Examination of the mixtures of three or four strains indicated that the mixed population consists of about 85% A2142G and 13% A2143G, and two A-to-C mutants together account for 2% of the whole population. We did not include the A2142T mutant for multiplex sequence analysis in this study, because a different nucleotide combination in the assay is required to detect its elongation product.

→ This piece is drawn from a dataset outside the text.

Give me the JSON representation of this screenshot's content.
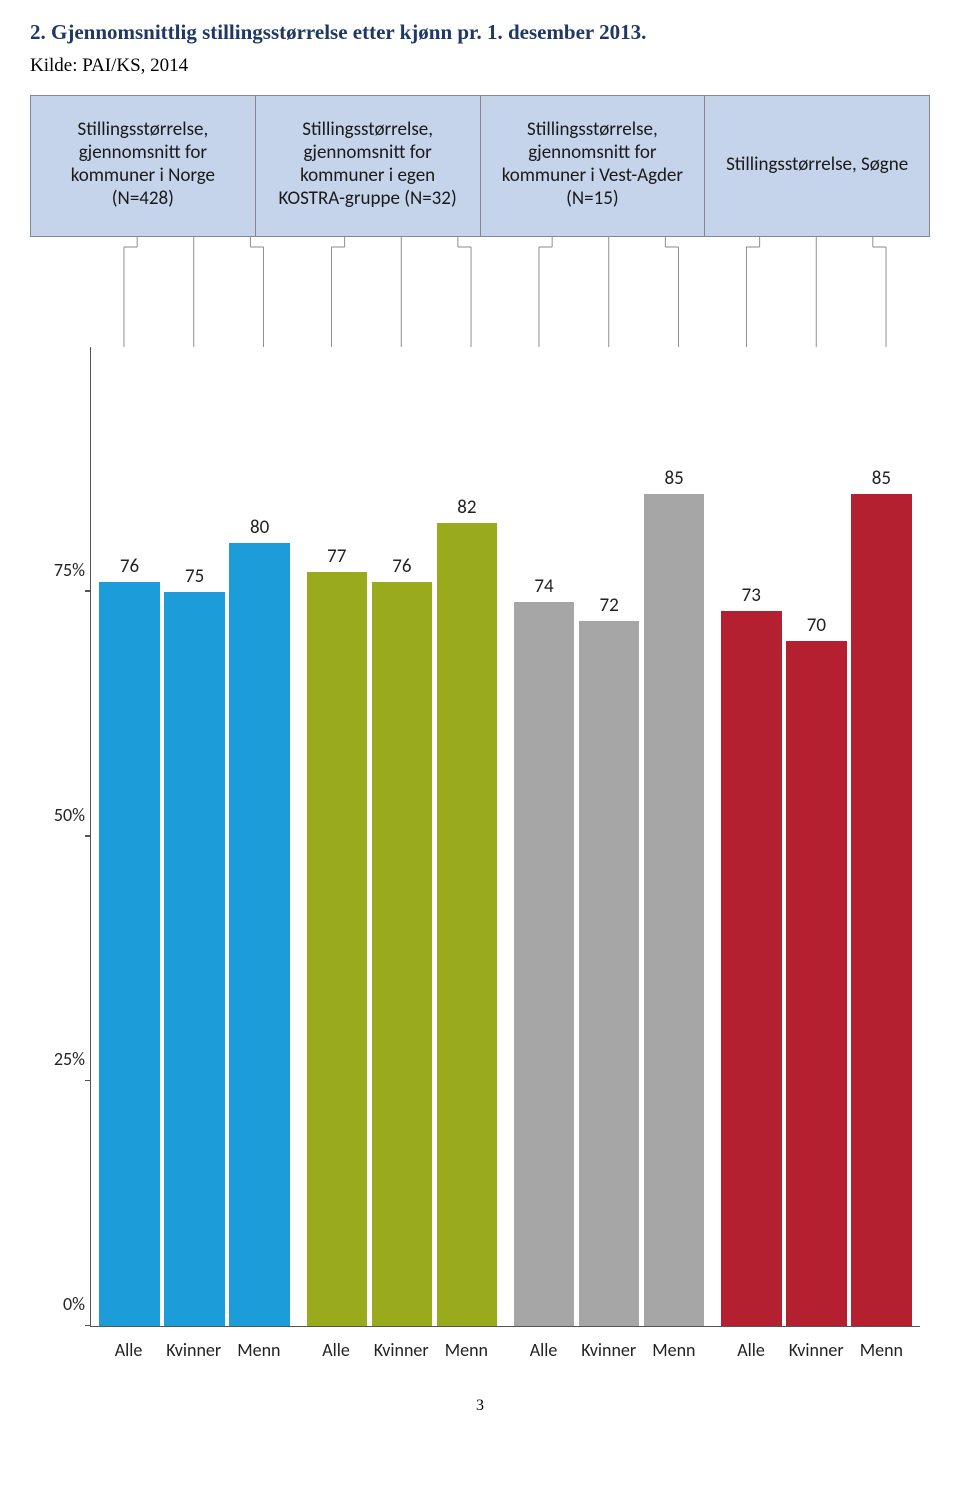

From its growth curve, however, it appears likely that the A2142T mutant is similar to the A2143C mutant in competitive growth.

Based on the patterns of competitive growth as well as the individual growth of different Cla^r mutant strains, we conclude that the order of preference of competitive accumulation is A2142G > A2143G >>> A2142C > A2143C (A2142T). If the same is true in vivo, once an A-to-G mutation occurs (spontaneously or drug induced), the other types of mutation that exist in the same environment, if any, are likely to be overgrown after a period of time. A-to-C or A-to-T mutants could be isolated only when an A-to-G mutant has not appeared at that particular gastric niche. Our results provide a rational explanation for the mutation pattern observed in clinical isolates. As we discussed previously (15), an additional possible mechanism yet to be identified, by which the A-to-G mutations are preferentially produced in H. pylori, may also contribute to the observed predominance of A-to-G mutations. Further genetic studies are needed to test this hypothesis.